My wireless router was faulty and it was the middle of the month. Pay day was still two weeks away. Instead of buying a new airport base station, I decided to use an iBook G3 clamshell to share the internet connection.
Almost all new macs come with an airport card. Even older hardware like G3 iBooks and iMacs are able to accept the original 802.11b airport card with a transfer speed of 11 mbps. Most broadband connections today average 2 mbps to 12 mbps. There are providers offering up to 100mbps but home users will never fully utilise it.
I tried to do a clean install of OS X Panther 10.3 but the CD-Rom drive was a little fussy and refused to read the disk properly. Not willing to give up, I decided to push on. The iBook G3 I had was the non firewire model. Thus it was impossible to reinstall the OS from another mac. I took the iBook apart to extract the hard drive. A copy of OS X Tiger 10.4 was installed and the hard drive replaced.
After putting everything back together, the iBook booted up with that familiar sounding chime.
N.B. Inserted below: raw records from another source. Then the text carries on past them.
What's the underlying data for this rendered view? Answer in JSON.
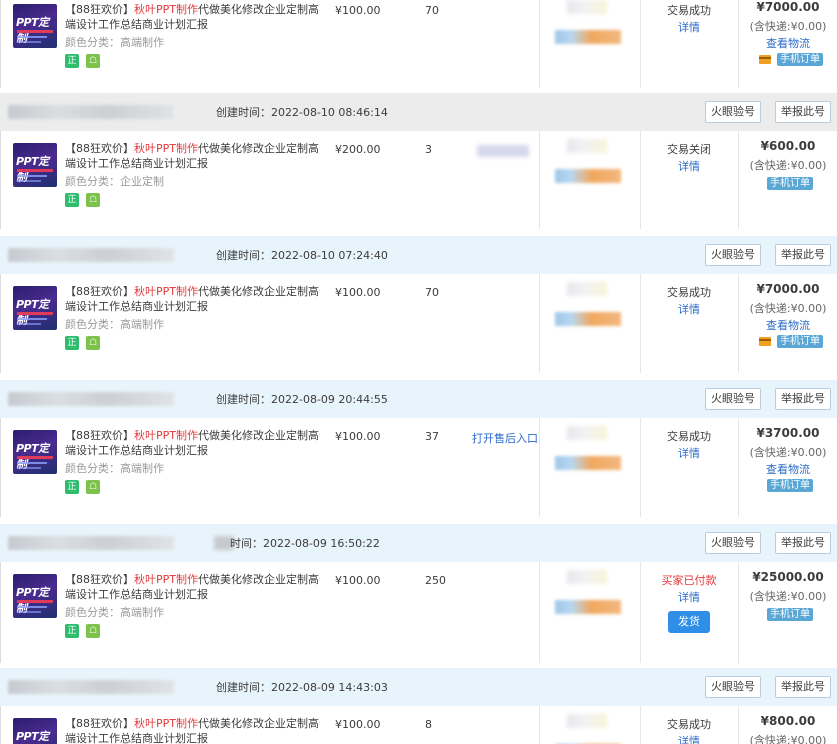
{
  "labels": {
    "aftersale_entry": "打开售后入口",
    "detail": "详情",
    "view_logistics": "查看物流",
    "mobile_order": "手机订单",
    "ship": "发货",
    "huoyan": "火眼验号",
    "report": "举报此号",
    "badge_genuine": "正",
    "thumb_text": "PPT定制"
  },
  "product": {
    "title_prefix": "【88狂欢价】",
    "title_brand": "秋叶PPT制作",
    "title_rest": "代做美化修改企业定制高端设计工作总结商业计划汇报"
  },
  "orders": [
    {
      "created": "",
      "price": "¥100.00",
      "qty": "70",
      "variant": "颜色分类：高端制作",
      "status": "交易成功",
      "total": "¥7000.00",
      "shipping": "(含快递:¥0.00)"
    },
    {
      "created": "创建时间：2022-08-10 08:46:14",
      "price": "¥200.00",
      "qty": "3",
      "variant": "颜色分类：企业定制",
      "status": "交易关闭",
      "total": "¥600.00",
      "shipping": "(含快递:¥0.00)"
    },
    {
      "created": "创建时间：2022-08-10 07:24:40",
      "price": "¥100.00",
      "qty": "70",
      "variant": "颜色分类：高端制作",
      "status": "交易成功",
      "total": "¥7000.00",
      "shipping": "(含快递:¥0.00)"
    },
    {
      "created": "创建时间：2022-08-09 20:44:55",
      "price": "¥100.00",
      "qty": "37",
      "variant": "颜色分类：高端制作",
      "status": "交易成功",
      "total": "¥3700.00",
      "shipping": "(含快递:¥0.00)"
    },
    {
      "created": "时间：2022-08-09 16:50:22",
      "price": "¥100.00",
      "qty": "250",
      "variant": "颜色分类：高端制作",
      "status": "买家已付款",
      "total": "¥25000.00",
      "shipping": "(含快递:¥0.00)"
    },
    {
      "created": "创建时间：2022-08-09 14:43:03",
      "price": "¥100.00",
      "qty": "8",
      "variant": "",
      "status": "交易成功",
      "total": "¥800.00",
      "shipping": "(含快递:¥0.00)"
    }
  ],
  "colors": {
    "header_gray": "#ececec",
    "header_blue": "#e8f4fb",
    "link_blue": "#2a6ac9",
    "price_red": "#e4393c",
    "ship_button": "#2f8ee6"
  },
  "icons": [
    "product-thumbnail",
    "genuine-badge-icon",
    "gift-badge-icon",
    "card-icon"
  ]
}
In system preferences, there is an icon for sharing. Once in that preference pane, select share my connection from ethernet to airport. Click on the options to create a name for the wireless network and set a password. Next, start the interet sharing service and you will be surfing online from all the other computers around the house or office.
The iBook may be old but it is still serving a useful purpose acting as a wireless base station.